【高校野球】逆転の北見柏陽が14年ぶりの白星を狙う…秋季全道高校野球組み合わせ決定

スポーツ報知
初戦に向けて意気込む北見柏陽・秋山来斗主将

 来春のセンバツにつながる秋季全道高校野球大会(30日開幕、札幌円山、麻生)の組み合わせが21日、決まった。14年ぶり15度目出場の北見柏陽は、10月2日の2回戦で駒大苫小牧―北照の勝者と対戦。「逆転の柏陽」をテーマに掲げ、粘り強い野球で初戦突破を狙う。1日の2回戦では、函館大柏稜と函館大有斗の兄弟校がいきなり激突する。

 北見柏陽が全道の大舞台でも持ち味を見せつけ、古豪復活を狙う。

 昨秋に独立リーグなどでプレーした鈴木快監督(36)が就任。前任の豊富時代に3点リードから逆転を許し、連合チーム初の北北海道大会出場を逃した経験を糧に「逆転の柏陽」をテーマにチームづくりを進めてきた。

 終盤の粘り強さを生むため、定期的に練習メニュー表の最下部に記されるのは「ラストメニュー」の7文字。鈴木監督は「練習が終わったかと思わせといて、まだまだ続く。延長に入っても戦える心を培うため」と、あえて詳しい内容は明かさず、「腕立て祭り」や「タイヤ押し」など疲労困憊(こんぱい)の肉体を究極まで追い込むトレーニングを選手に課してきた。

 成果は試合本番で現れ、北見地区予選では3試合中2試合が逆転勝利。

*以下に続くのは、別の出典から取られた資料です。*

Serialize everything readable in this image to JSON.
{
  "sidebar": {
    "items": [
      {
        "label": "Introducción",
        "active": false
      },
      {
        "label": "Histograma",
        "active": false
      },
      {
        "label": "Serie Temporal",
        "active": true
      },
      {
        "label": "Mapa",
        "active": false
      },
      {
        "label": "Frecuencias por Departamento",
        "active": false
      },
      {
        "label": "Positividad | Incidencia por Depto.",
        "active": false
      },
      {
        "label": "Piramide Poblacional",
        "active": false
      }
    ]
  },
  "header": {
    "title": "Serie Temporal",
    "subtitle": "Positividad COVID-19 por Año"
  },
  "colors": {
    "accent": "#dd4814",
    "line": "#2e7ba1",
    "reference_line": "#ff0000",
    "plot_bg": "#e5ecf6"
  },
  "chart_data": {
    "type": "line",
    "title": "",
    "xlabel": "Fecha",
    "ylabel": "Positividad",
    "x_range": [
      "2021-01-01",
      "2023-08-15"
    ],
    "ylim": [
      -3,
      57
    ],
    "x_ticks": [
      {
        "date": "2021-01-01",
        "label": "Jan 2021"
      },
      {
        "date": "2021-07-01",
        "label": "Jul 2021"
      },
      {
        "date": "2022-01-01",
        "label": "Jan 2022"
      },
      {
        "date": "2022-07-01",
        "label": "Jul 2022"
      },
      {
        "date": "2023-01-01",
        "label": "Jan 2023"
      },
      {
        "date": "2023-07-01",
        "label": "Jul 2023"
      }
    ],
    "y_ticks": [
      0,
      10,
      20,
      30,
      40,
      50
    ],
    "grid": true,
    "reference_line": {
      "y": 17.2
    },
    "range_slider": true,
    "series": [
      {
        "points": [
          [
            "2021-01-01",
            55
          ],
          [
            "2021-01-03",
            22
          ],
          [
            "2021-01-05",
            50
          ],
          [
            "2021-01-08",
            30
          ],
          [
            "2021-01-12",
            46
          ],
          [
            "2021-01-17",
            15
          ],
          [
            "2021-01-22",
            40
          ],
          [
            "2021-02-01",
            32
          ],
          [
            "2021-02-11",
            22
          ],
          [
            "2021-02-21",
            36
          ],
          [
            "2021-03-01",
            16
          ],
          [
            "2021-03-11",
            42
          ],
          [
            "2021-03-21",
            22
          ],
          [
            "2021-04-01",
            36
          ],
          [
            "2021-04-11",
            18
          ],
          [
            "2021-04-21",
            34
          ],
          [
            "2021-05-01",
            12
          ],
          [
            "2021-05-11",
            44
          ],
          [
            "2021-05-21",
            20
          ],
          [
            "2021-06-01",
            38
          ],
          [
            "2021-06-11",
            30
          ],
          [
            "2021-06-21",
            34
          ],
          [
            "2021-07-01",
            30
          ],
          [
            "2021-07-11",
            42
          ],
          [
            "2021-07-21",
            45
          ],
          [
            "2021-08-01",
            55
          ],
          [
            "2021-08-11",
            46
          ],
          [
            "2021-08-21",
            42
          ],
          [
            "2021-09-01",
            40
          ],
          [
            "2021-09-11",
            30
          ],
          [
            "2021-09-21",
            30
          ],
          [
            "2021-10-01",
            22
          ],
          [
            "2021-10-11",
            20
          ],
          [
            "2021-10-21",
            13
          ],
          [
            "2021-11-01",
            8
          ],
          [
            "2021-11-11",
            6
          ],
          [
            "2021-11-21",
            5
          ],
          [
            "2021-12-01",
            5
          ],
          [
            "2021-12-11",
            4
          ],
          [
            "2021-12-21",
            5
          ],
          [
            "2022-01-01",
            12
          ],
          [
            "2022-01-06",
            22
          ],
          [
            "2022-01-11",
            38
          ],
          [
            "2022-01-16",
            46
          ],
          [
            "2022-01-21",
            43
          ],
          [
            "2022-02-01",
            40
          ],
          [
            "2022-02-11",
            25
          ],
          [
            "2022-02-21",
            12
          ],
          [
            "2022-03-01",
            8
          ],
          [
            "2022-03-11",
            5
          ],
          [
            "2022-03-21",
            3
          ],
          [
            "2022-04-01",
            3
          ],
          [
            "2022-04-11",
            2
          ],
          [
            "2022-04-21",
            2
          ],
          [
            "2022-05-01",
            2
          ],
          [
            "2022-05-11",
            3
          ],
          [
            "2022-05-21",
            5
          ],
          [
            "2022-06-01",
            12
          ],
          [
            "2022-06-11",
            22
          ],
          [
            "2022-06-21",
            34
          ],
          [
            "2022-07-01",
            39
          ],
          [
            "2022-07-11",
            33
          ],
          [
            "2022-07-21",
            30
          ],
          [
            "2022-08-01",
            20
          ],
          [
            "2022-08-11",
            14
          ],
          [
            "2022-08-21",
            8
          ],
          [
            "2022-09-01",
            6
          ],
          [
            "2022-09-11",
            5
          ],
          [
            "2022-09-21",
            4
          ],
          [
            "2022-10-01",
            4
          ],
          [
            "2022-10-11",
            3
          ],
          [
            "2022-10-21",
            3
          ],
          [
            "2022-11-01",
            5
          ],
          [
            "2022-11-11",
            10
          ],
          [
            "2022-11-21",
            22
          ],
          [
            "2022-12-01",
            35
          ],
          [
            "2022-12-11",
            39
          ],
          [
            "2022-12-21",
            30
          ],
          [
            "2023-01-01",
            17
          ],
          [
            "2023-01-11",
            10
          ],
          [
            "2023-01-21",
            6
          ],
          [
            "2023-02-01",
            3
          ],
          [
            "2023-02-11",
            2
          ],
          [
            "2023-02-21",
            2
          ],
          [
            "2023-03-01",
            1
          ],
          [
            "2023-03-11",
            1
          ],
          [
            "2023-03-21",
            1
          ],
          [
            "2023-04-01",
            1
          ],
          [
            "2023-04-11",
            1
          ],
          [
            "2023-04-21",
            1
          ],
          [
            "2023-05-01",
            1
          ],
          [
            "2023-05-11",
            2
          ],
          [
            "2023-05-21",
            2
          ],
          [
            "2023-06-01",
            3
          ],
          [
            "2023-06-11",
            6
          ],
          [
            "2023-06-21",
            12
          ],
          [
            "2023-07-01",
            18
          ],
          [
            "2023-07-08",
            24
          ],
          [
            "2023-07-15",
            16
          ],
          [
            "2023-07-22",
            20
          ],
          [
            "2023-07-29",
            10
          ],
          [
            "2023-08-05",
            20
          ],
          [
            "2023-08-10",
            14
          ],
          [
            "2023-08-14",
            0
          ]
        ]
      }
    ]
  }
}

秋山主将が「粘り強さにつながっている」と言うように、1回戦・北見北斗戦では6点差、代表決定戦・遠軽戦では3点差を終盤に逆転し、全道切符をつかみ取った。

 2年生6人に対し、今春に1年生17人が大量入部。北見北光中時代に全国大会を経験した5人も加わり、戦力は一段と厚みを増した。これまで人数の都合で取り入れることができなかった紅白戦や走者付きのノックも行うことができ、鈴木監督は「試合慣れできているのは大きい」と手応えを口にする。

 過去には1958、68年に準優勝を経験。前回出場時の08年には2勝で8強入りした。秋山主将は「全道でも支部を勝ち上がった柏陽の野球をする。まずは1勝を目指したい」。初戦は2日。部員23人で14年ぶりの白星をつかみ取る。(島山 知房)

 〇…前回大会王者のクラークは、1日の初戦で旭川明成と対戦する。昨秋は遊撃手として全道優勝に貢献し、明治神宮大会やセンバツにも出場した新岡歩輝(2年)が主将に就任。背番号「1」を背負い、エースとしてもチームを引っ張っていく。新岡は「去年は先輩に(全国に)連れて行ってもらったので、次は自分が後輩に良い思いをさせてあげたい。2連覇目指して一戦必勝で戦う」と意気込んだ。

 〇…兄弟校対決が実現する。残り4校の時点で函館大柏稜・西村澪央翔主将(2年)が引いたのは函館大有斗の隣「6」番のくじ。春秋の全道大会と夏の南北海道大会を通じて初の顔合わせとなったが、「自分たちの野球をやるだけ」と函館大有斗・ジョンソン寿蓮主将(2年)。新チームによる両校の練習試合で0勝3敗と負け越している西村主将は「練習試合は僅差だった。チャンスはある」と闘志を燃やしていた。